We operate on patients, not images. The extent of tumor and capsular resection does not solely determine a successful surgery. Instead, our primary goal is to provide symptom relief, particularly in cases of EC where the growth is typically slow and benign. Considering this, a focused approach is reasonable, especially when dealing with patients who are only presenting TN. When addressing TN, it is crucial to perform EC resection alongside an intentional search for NVC, even though NVC is rare in EC cases, as alleviation of pain relies on identifying and addressing it. As the surgery progresses, alternative surgical strategies such as neuropraxia or nerve combing might be considered in specific situations, as well as the aid of an endoscope which can be useful. but not necessary, always prioritizing patient safety.

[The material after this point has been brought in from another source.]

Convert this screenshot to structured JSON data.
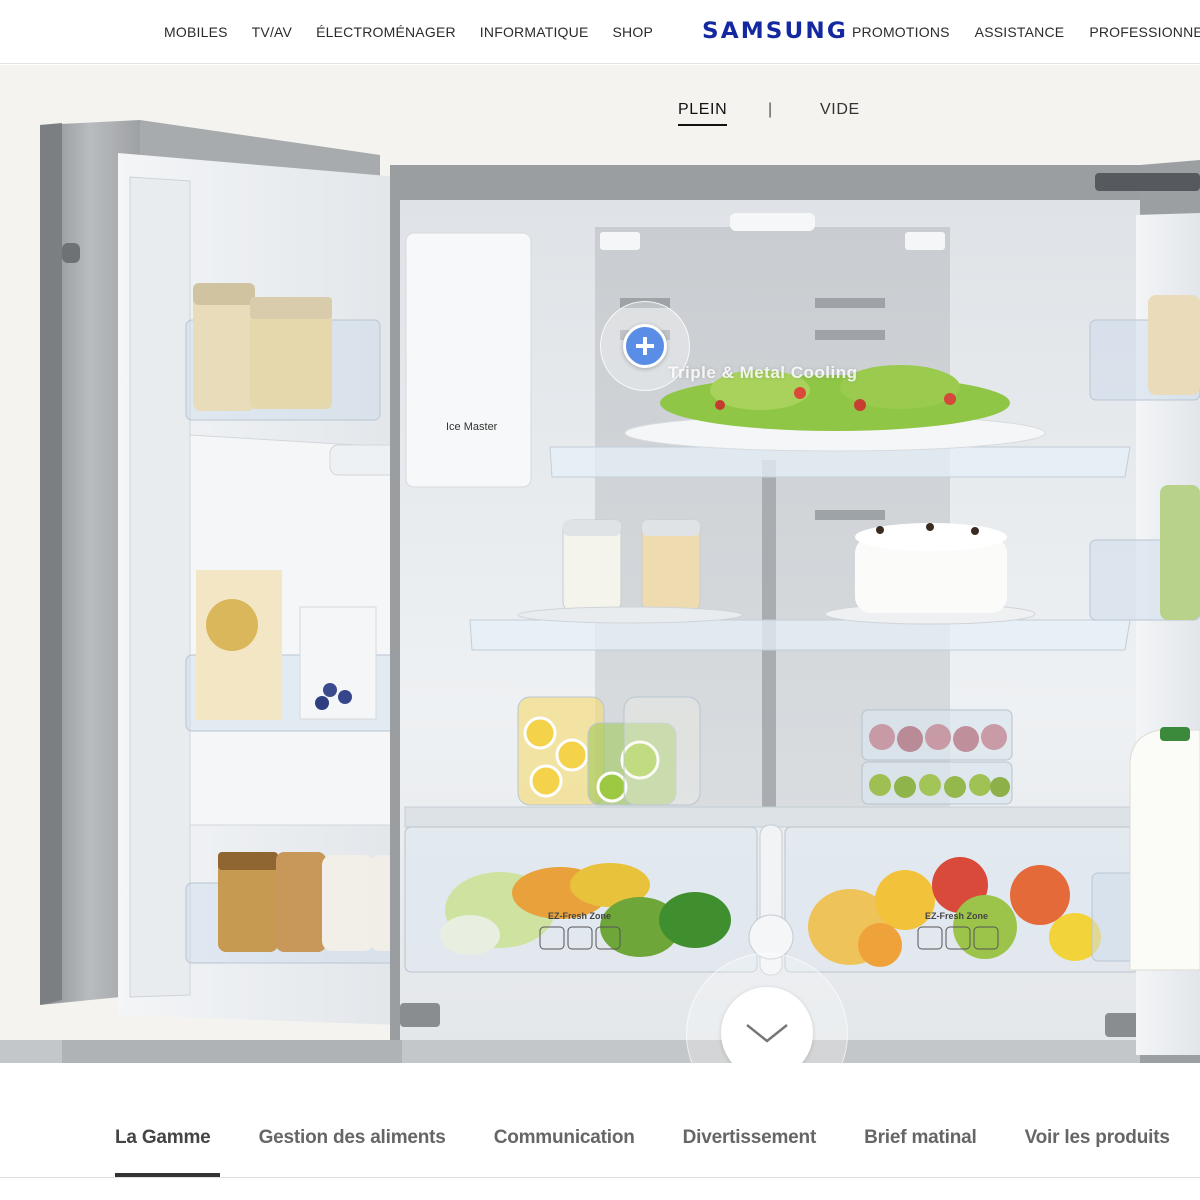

They are his nerves, not yours.

-Dr. Revuelta GR.

Ethical approval

The Institutional Review Board approval is not required.

Declaration of patient consent

Patient’s consent not required as patient’s identity is not disclosed or compromised.

Financial support and sponsorship

Nil.

Conflicts of interest

There are no conflicts of interest.

Use of artificial intelligence (AI)-assisted technology for manuscript preparation

The authors confirm that there was no use of artificial intelligence (AI)-assisted technology for assisting in the writing or editing of the manuscript and no images were manipulated using AI.

Disclaimer

The views and opinions expressed in this article are those of the authors and do not necessarily reflect the official policy or position of the Journal or its management. The information contained in this article should not be considered to be medical advice; patients should consult their own physicians for advice as to their specific medical needs.